AKRON, Ohio (WOIO) - For the third time in three days, Akron based Goodyear released a statement hoping to remove itself from a sticky national debate over policy for its employees regarding dress code issues in its facilities.
A slide, that Goodyear claimed was not produced at the corporate level, shown at an employee meeting in a Kansas plant stated that Black Lives Matter and LGBT attire was approved but Blue Lives Matter, MAGA attire and any political attire was not allowed.
President Trump responded by tweeting to his followers that they should not buy Goodyear tires.
Later that same evening, when asked about Goodyear during a White House briefing, the President refused to back down from the boycott idea.
The President also said he planned to swamp out the Goodyear tires equipped on the presidential limousine, “The Beast.”
Goodyear initially released two statements, both of which stood by its decision to allow Black Lives Matter apparel but not Blue Lives Matter apparel.
But on Thursday, in their third statement on the matter, Goodyear CEO Rich Kramer, on Twitter, said he wanted to clarify the company’s policy and Goodyear was now allowing Blue Lives Matter apparel in their facilities.

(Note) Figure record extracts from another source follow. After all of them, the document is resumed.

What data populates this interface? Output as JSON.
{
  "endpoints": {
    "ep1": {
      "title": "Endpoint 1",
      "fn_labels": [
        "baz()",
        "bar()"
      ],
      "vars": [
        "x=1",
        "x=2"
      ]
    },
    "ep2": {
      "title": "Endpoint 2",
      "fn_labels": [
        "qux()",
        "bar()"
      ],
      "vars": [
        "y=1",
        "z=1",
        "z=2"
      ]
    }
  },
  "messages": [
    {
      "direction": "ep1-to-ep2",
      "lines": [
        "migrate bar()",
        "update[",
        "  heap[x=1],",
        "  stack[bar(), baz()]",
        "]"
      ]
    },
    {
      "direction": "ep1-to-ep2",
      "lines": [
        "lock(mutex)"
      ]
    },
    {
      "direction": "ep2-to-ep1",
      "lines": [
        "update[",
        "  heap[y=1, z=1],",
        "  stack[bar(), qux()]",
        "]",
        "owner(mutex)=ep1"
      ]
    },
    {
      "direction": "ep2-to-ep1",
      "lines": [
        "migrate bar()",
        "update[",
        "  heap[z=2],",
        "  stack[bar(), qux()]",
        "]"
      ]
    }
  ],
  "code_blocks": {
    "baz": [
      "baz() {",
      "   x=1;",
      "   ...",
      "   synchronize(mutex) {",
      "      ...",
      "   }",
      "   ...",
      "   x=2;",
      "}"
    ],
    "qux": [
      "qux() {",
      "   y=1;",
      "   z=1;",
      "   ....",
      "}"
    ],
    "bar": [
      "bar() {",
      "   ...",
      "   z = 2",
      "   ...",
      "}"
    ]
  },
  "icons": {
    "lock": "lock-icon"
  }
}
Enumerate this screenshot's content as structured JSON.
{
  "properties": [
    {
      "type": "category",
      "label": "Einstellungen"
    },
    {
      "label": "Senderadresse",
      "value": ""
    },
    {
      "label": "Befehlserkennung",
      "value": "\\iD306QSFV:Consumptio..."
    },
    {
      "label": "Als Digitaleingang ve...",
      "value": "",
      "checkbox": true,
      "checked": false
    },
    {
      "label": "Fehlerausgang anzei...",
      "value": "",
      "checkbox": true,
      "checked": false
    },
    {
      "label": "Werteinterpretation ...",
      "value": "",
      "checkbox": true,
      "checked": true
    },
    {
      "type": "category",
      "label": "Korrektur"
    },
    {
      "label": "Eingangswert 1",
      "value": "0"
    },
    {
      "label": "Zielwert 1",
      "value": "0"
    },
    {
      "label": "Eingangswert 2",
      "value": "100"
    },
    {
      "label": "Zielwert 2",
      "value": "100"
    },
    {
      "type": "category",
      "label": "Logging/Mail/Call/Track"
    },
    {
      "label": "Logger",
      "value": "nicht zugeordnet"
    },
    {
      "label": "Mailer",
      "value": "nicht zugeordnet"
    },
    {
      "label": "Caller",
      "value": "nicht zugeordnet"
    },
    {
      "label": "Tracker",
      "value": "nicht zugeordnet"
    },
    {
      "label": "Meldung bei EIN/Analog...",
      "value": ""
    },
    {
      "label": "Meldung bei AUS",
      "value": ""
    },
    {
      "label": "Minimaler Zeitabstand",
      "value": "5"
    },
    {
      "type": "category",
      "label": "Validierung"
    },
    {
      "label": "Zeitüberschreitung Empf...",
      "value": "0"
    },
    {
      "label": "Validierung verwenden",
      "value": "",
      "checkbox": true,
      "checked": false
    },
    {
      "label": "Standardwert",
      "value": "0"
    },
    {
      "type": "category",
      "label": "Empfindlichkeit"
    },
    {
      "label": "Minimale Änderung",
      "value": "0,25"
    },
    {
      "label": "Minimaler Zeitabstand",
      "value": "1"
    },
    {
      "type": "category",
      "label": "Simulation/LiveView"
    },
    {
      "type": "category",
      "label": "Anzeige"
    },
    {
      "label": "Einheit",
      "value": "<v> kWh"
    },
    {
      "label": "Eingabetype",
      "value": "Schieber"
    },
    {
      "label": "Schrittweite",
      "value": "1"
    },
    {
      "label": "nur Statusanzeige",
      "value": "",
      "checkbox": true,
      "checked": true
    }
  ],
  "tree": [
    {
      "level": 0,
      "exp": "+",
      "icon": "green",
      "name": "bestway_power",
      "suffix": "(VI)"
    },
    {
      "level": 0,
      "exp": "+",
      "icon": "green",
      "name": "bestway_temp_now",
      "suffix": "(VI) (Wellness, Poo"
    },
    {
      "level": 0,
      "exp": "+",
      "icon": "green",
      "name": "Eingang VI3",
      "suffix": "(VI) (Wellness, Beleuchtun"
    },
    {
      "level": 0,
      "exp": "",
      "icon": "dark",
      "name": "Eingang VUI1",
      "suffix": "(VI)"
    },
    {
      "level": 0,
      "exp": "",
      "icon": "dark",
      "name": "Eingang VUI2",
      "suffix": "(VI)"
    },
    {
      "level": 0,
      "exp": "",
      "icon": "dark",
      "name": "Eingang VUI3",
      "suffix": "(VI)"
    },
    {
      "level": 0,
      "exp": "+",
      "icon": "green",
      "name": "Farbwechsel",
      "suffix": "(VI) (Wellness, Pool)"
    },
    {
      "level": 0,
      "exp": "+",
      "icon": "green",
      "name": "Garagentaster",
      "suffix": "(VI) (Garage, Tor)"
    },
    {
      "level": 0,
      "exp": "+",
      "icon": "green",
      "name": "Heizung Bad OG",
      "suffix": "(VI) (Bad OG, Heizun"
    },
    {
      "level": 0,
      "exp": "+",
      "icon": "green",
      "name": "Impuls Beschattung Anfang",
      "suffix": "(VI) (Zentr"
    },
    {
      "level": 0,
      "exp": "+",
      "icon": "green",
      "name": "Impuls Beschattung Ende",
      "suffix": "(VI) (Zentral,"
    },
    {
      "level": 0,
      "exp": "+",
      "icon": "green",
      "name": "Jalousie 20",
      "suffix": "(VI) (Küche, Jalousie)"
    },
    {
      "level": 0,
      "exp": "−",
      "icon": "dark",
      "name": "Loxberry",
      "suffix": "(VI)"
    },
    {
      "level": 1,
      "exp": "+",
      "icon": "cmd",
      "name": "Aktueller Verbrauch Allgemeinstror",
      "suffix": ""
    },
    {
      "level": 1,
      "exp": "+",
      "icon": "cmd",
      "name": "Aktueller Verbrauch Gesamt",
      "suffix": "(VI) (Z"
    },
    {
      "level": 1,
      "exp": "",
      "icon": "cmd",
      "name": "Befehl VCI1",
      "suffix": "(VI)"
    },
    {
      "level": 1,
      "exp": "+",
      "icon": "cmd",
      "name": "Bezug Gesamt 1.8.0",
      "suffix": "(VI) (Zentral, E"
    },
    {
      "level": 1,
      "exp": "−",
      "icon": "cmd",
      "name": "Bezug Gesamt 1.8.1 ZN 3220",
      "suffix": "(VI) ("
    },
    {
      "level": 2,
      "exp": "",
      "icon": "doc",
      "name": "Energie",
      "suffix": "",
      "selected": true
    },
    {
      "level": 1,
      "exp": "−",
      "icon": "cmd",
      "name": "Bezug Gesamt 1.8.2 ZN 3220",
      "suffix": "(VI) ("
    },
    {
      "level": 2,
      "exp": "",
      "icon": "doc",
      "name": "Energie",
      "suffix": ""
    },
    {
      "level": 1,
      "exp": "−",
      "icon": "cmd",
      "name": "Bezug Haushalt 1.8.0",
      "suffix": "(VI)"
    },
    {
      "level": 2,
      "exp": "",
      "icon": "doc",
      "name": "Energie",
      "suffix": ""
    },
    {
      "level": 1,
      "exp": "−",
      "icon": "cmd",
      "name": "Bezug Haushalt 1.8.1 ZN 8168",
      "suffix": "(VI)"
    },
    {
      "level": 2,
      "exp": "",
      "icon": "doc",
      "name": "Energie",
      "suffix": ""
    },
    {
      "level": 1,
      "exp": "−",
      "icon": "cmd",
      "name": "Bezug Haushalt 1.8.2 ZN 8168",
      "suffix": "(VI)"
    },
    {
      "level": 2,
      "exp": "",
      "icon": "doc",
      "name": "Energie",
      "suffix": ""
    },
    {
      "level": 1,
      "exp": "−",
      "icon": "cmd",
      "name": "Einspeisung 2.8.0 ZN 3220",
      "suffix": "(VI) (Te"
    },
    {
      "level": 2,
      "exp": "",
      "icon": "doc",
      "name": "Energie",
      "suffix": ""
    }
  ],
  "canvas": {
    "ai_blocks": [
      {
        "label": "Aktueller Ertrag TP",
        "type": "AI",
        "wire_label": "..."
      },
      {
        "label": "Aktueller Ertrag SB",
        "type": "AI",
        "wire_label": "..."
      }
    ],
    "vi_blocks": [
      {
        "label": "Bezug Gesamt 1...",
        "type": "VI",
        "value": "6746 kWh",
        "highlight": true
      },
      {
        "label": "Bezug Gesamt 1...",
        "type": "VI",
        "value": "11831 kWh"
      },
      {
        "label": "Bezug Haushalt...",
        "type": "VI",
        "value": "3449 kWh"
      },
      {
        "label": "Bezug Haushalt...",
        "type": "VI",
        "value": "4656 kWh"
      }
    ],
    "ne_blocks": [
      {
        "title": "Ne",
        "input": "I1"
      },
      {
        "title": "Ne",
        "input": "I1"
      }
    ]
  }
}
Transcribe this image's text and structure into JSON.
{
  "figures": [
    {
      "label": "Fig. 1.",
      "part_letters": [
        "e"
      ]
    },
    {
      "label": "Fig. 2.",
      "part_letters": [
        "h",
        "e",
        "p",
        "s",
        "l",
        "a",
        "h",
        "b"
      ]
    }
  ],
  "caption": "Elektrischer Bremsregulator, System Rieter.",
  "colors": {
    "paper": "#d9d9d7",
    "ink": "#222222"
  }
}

Goodyear’s messaging did remain constant in that they wrote that they are supporters of law enforcement and equal justice but would not permit any political expressions of support in their facilities.
Ohio Governor Mike DeWine, was asked, during his Thursday Covid 19 briefing, about President Trump’s call for a boycott of Goodyear tires.
“We should not boycott this good company, with good Ohio workers, who are doing a good job and making a good product,” Dewine said.
Goodyear is clearly an asset to Akron, Cleveland and Northeast Ohio and just 7 years ago moved into a brand new corporate headquarters in Akron after there being some concern that the company may leave Ohio.
Former Akron Mayor Don Plusquellic was a key figure in keeping Goodyear’s corporate home in Akron.
“It wasn’t just Akron that would be have been affected if we had not been able to keep the corporate headquarters,” the former mayor said, “Everyone virtually reached out to us to say whatever we can do to help.”
The people at Goodyear are now, most likely, hoping they can just go back to work.